- Born: 1 November 1978 (age 47) Cambridge, England
- Education: Creative Writing MA
- Alma mater: Anglia Ruskin University
- Occupations: Novelist, singer, songwriter, screenwriter
- Writing career
- Genre: Young-adult novels
- Notable work: The Rock 'n' Roll Diaries series

= Jamie Scallion =

British writer and songwriter

Jamie Scallion (born 1 November 1978) is a British singer, songwriter, screenwriter and author. Best known for being the lead singer of Officer Kicks and the writer of The Rock 'n' Roll Diaries.

==Early life==
Scallion grew up in Greenwich, South East London and as the lead singer of the cult London rock band Officer Kicks played and recorded for over ten years, touring with some of the biggest names in the music industry.

===Officer Kicks===
Noel Gallagher gave the band its first break after he heard an early demo in 2001. They went on to record their debut album at his residential studio in Buckinghamshire, Wheeler End. They toured with bands including Ocean Colour Scene, Jack Penate, The View, The Hoosiers, Juliette Lewis, The Rifles and The Script. In 2008, they headlined the Late and Live stage at Glastonbury, the BBC Introducing stage at Bestival and the main stage of the Secret Garden Party. They toured extensively after releasing their second album in 2010. Performing over one hundred shows worldwide. Including a UK and Ireland tour with The Script, a European tour with Juliette Lewis and festivals including Peace and Love, Benicassim and Sonisphere. The band garnered a dedicated live following in the UK and Ireland and were championed and playlisted by the radio station XFM multiple times.

===The Rock 'n' Roll Diaries===
Scallion wrote the first of four instalments of The Rock 'n' Roll Diaries whilst on tour. The books, based on his experiences in a rock band, have received hundreds of five star reviews on Amazon and each has held the number one spot on the bestseller list. They have been translated into German, Dutch and French.
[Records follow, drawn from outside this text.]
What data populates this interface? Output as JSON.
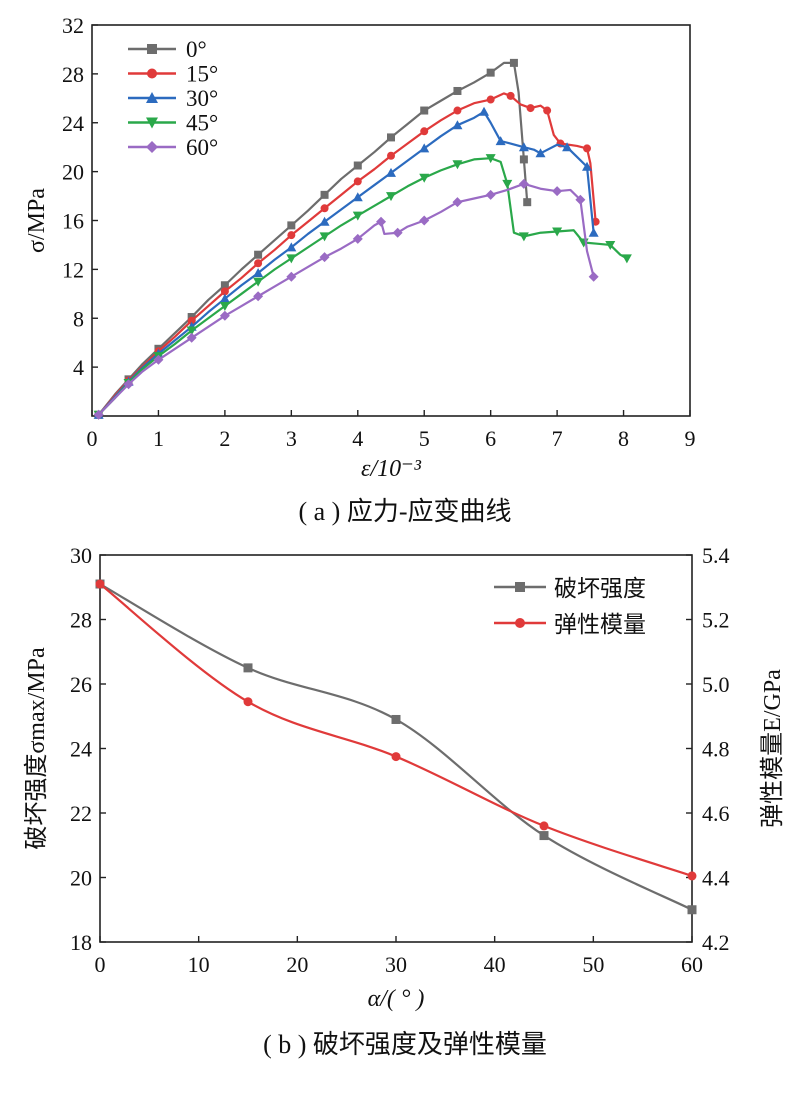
{
  "charts": [
    {
      "caption": "( a ) 应力-应变曲线",
      "chart_data": {
        "type": "line",
        "xlabel": "ε/10⁻³",
        "ylabel": "σ/MPa",
        "xlim": [
          0,
          9
        ],
        "ylim": [
          0,
          32
        ],
        "xticks": [
          0,
          1,
          2,
          3,
          4,
          5,
          6,
          7,
          8,
          9
        ],
        "yticks": [
          4,
          8,
          12,
          16,
          20,
          24,
          28,
          32
        ],
        "legend_position": "top-left",
        "series": [
          {
            "name": "0°",
            "color": "#6d6d6d",
            "marker": "square",
            "points": [
              [
                0.1,
                0.1
              ],
              [
                0.35,
                1.8
              ],
              [
                0.55,
                3
              ],
              [
                0.75,
                4.2
              ],
              [
                1.0,
                5.5
              ],
              [
                1.25,
                6.8
              ],
              [
                1.5,
                8.1
              ],
              [
                1.75,
                9.5
              ],
              [
                2.0,
                10.7
              ],
              [
                2.25,
                12
              ],
              [
                2.5,
                13.2
              ],
              [
                2.75,
                14.4
              ],
              [
                3.0,
                15.6
              ],
              [
                3.25,
                16.8
              ],
              [
                3.5,
                18.1
              ],
              [
                3.75,
                19.4
              ],
              [
                4.0,
                20.5
              ],
              [
                4.25,
                21.6
              ],
              [
                4.5,
                22.8
              ],
              [
                4.75,
                23.9
              ],
              [
                5.0,
                25.0
              ],
              [
                5.25,
                25.8
              ],
              [
                5.5,
                26.6
              ],
              [
                5.75,
                27.3
              ],
              [
                6.0,
                28.1
              ],
              [
                6.2,
                28.9
              ],
              [
                6.35,
                28.9
              ],
              [
                6.42,
                26.5
              ],
              [
                6.5,
                21.0
              ],
              [
                6.55,
                17.5
              ]
            ]
          },
          {
            "name": "15°",
            "color": "#e03a3a",
            "marker": "circle",
            "points": [
              [
                0.1,
                0.1
              ],
              [
                0.35,
                1.7
              ],
              [
                0.55,
                2.9
              ],
              [
                0.75,
                4.0
              ],
              [
                1.0,
                5.3
              ],
              [
                1.25,
                6.5
              ],
              [
                1.5,
                7.8
              ],
              [
                1.75,
                9.0
              ],
              [
                2.0,
                10.2
              ],
              [
                2.25,
                11.3
              ],
              [
                2.5,
                12.5
              ],
              [
                2.75,
                13.6
              ],
              [
                3.0,
                14.8
              ],
              [
                3.25,
                15.9
              ],
              [
                3.5,
                17.0
              ],
              [
                3.75,
                18.1
              ],
              [
                4.0,
                19.2
              ],
              [
                4.25,
                20.2
              ],
              [
                4.5,
                21.3
              ],
              [
                4.75,
                22.3
              ],
              [
                5.0,
                23.3
              ],
              [
                5.25,
                24.2
              ],
              [
                5.5,
                25.0
              ],
              [
                5.75,
                25.6
              ],
              [
                6.0,
                25.9
              ],
              [
                6.2,
                26.4
              ],
              [
                6.3,
                26.2
              ],
              [
                6.45,
                25.5
              ],
              [
                6.6,
                25.2
              ],
              [
                6.75,
                25.4
              ],
              [
                6.85,
                25.0
              ],
              [
                6.95,
                23.0
              ],
              [
                7.05,
                22.3
              ],
              [
                7.3,
                22.1
              ],
              [
                7.45,
                21.9
              ],
              [
                7.5,
                20.7
              ],
              [
                7.58,
                15.9
              ]
            ]
          },
          {
            "name": "30°",
            "color": "#2c6bbf",
            "marker": "triangle",
            "points": [
              [
                0.1,
                0.1
              ],
              [
                0.35,
                1.6
              ],
              [
                0.55,
                2.8
              ],
              [
                0.75,
                3.9
              ],
              [
                1.0,
                5.1
              ],
              [
                1.25,
                6.2
              ],
              [
                1.5,
                7.3
              ],
              [
                1.75,
                8.5
              ],
              [
                2.0,
                9.6
              ],
              [
                2.25,
                10.7
              ],
              [
                2.5,
                11.7
              ],
              [
                2.75,
                12.8
              ],
              [
                3.0,
                13.8
              ],
              [
                3.25,
                14.9
              ],
              [
                3.5,
                15.9
              ],
              [
                3.75,
                16.9
              ],
              [
                4.0,
                17.9
              ],
              [
                4.25,
                18.9
              ],
              [
                4.5,
                19.9
              ],
              [
                4.75,
                20.9
              ],
              [
                5.0,
                21.9
              ],
              [
                5.25,
                22.9
              ],
              [
                5.5,
                23.8
              ],
              [
                5.75,
                24.4
              ],
              [
                5.9,
                24.9
              ],
              [
                6.0,
                24.0
              ],
              [
                6.15,
                22.5
              ],
              [
                6.3,
                22.3
              ],
              [
                6.5,
                22.0
              ],
              [
                6.65,
                21.8
              ],
              [
                6.75,
                21.5
              ],
              [
                7.0,
                22.2
              ],
              [
                7.15,
                22.0
              ],
              [
                7.3,
                21.2
              ],
              [
                7.45,
                20.4
              ],
              [
                7.55,
                15.0
              ]
            ]
          },
          {
            "name": "45°",
            "color": "#2aa84a",
            "marker": "triangle-down",
            "points": [
              [
                0.1,
                0.1
              ],
              [
                0.35,
                1.5
              ],
              [
                0.55,
                2.7
              ],
              [
                0.75,
                3.8
              ],
              [
                1.0,
                4.9
              ],
              [
                1.25,
                5.9
              ],
              [
                1.5,
                7.0
              ],
              [
                1.75,
                8.0
              ],
              [
                2.0,
                9.0
              ],
              [
                2.25,
                10.0
              ],
              [
                2.5,
                11.0
              ],
              [
                2.75,
                12.0
              ],
              [
                3.0,
                12.9
              ],
              [
                3.25,
                13.8
              ],
              [
                3.5,
                14.7
              ],
              [
                3.75,
                15.6
              ],
              [
                4.0,
                16.4
              ],
              [
                4.25,
                17.2
              ],
              [
                4.5,
                18.0
              ],
              [
                4.75,
                18.8
              ],
              [
                5.0,
                19.5
              ],
              [
                5.25,
                20.1
              ],
              [
                5.5,
                20.6
              ],
              [
                5.75,
                21.0
              ],
              [
                6.0,
                21.1
              ],
              [
                6.15,
                20.8
              ],
              [
                6.25,
                19.0
              ],
              [
                6.35,
                15.0
              ],
              [
                6.5,
                14.7
              ],
              [
                6.75,
                15.0
              ],
              [
                7.0,
                15.1
              ],
              [
                7.25,
                15.2
              ],
              [
                7.4,
                14.2
              ],
              [
                7.6,
                14.1
              ],
              [
                7.8,
                14.0
              ],
              [
                7.95,
                13.2
              ],
              [
                8.05,
                12.9
              ]
            ]
          },
          {
            "name": "60°",
            "color": "#9a6bc4",
            "marker": "diamond",
            "points": [
              [
                0.1,
                0.1
              ],
              [
                0.35,
                1.5
              ],
              [
                0.55,
                2.6
              ],
              [
                0.75,
                3.6
              ],
              [
                1.0,
                4.6
              ],
              [
                1.25,
                5.5
              ],
              [
                1.5,
                6.4
              ],
              [
                1.75,
                7.3
              ],
              [
                2.0,
                8.2
              ],
              [
                2.25,
                9.0
              ],
              [
                2.5,
                9.8
              ],
              [
                2.75,
                10.6
              ],
              [
                3.0,
                11.4
              ],
              [
                3.25,
                12.2
              ],
              [
                3.5,
                13.0
              ],
              [
                3.75,
                13.7
              ],
              [
                4.0,
                14.5
              ],
              [
                4.25,
                15.6
              ],
              [
                4.35,
                15.9
              ],
              [
                4.4,
                14.9
              ],
              [
                4.6,
                15.0
              ],
              [
                4.75,
                15.5
              ],
              [
                5.0,
                16.0
              ],
              [
                5.25,
                16.7
              ],
              [
                5.5,
                17.5
              ],
              [
                5.75,
                17.8
              ],
              [
                6.0,
                18.1
              ],
              [
                6.25,
                18.5
              ],
              [
                6.5,
                19.0
              ],
              [
                6.75,
                18.6
              ],
              [
                7.0,
                18.4
              ],
              [
                7.2,
                18.5
              ],
              [
                7.35,
                17.7
              ],
              [
                7.45,
                13.5
              ],
              [
                7.55,
                11.4
              ]
            ]
          }
        ]
      }
    },
    {
      "caption": "( b ) 破坏强度及弹性模量",
      "chart_data": {
        "type": "line",
        "xlabel": "α/( ° )",
        "ylabel": "破坏强度σmax/MPa",
        "ylabel_right": "弹性模量E/GPa",
        "xlim": [
          0,
          60
        ],
        "ylim": [
          18,
          30
        ],
        "ylim_right": [
          4.2,
          5.4
        ],
        "xticks": [
          0,
          10,
          20,
          30,
          40,
          50,
          60
        ],
        "yticks": [
          18,
          20,
          22,
          24,
          26,
          28,
          30
        ],
        "yticks_right": [
          "4.2",
          "4.4",
          "4.6",
          "4.8",
          "5.0",
          "5.2",
          "5.4"
        ],
        "legend_position": "top-right",
        "categories": [
          0,
          15,
          30,
          45,
          60
        ],
        "series": [
          {
            "name": "破坏强度",
            "axis": "left",
            "color": "#6d6d6d",
            "marker": "square",
            "values": [
              29.1,
              26.5,
              24.9,
              21.3,
              19.0
            ]
          },
          {
            "name": "弹性模量",
            "axis": "right",
            "color": "#e03a3a",
            "marker": "circle",
            "values": [
              5.31,
              4.945,
              4.775,
              4.56,
              4.405
            ]
          }
        ]
      }
    }
  ]
}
Scallion co-wrote the soundtrack for the novels with the Irish group The Script. Since being released exclusively on Spotify the tracks have been streamed over a million times. Scallion narrated the Audiobook versions of the books for Audible. Success and strong sales of the books led to Amazon Publishing make a short documentary about Scallion in 2016.

===Literacy work===
Scallion has written broadly on the subject of Children's Literacy and in his capacity as an Ambassador for the National Literacy Trust he has co-developed a lyrics based reading initiative that deliverers songwriting workshops into schools nationwide. As well as writing for National newspapers he has written a number of articles for his local paper, the Cambridge Evening News

===Songwriting and production===
Along with his brother Alexander Wolfe and Ben Roulston, Scallion is one-third of a songwriting/production team, Crush. The group are based in Central London at Dean Street Studios in Soho, and have worked with many artists including Sam Smith, Florence and the Machine, The Script, Wolf Alice and Jamie Cullum. They wrote the theme tune for the Bafta award-winning film Beast and the original soundtrack for the TV series Flack starring Academy Award winner Anna Paquin. Scallion's music has been featured on TV programmes including Sky Sports, Waterloo Road, Ski Sunday and the Winter Olympics.

===Education and awards===
In November 2019 Scallion graduated with distinction from the MA in creative writing at Anglia Ruskin University, Cambridge. In the same year Scallion was shortlisted for the prestigious international writing prize: The Bridport Prize.

===Family tree===
Scallion's great-grandfather is the author James Louis Garvin. His grandfather is the French politician Count François de Menthon.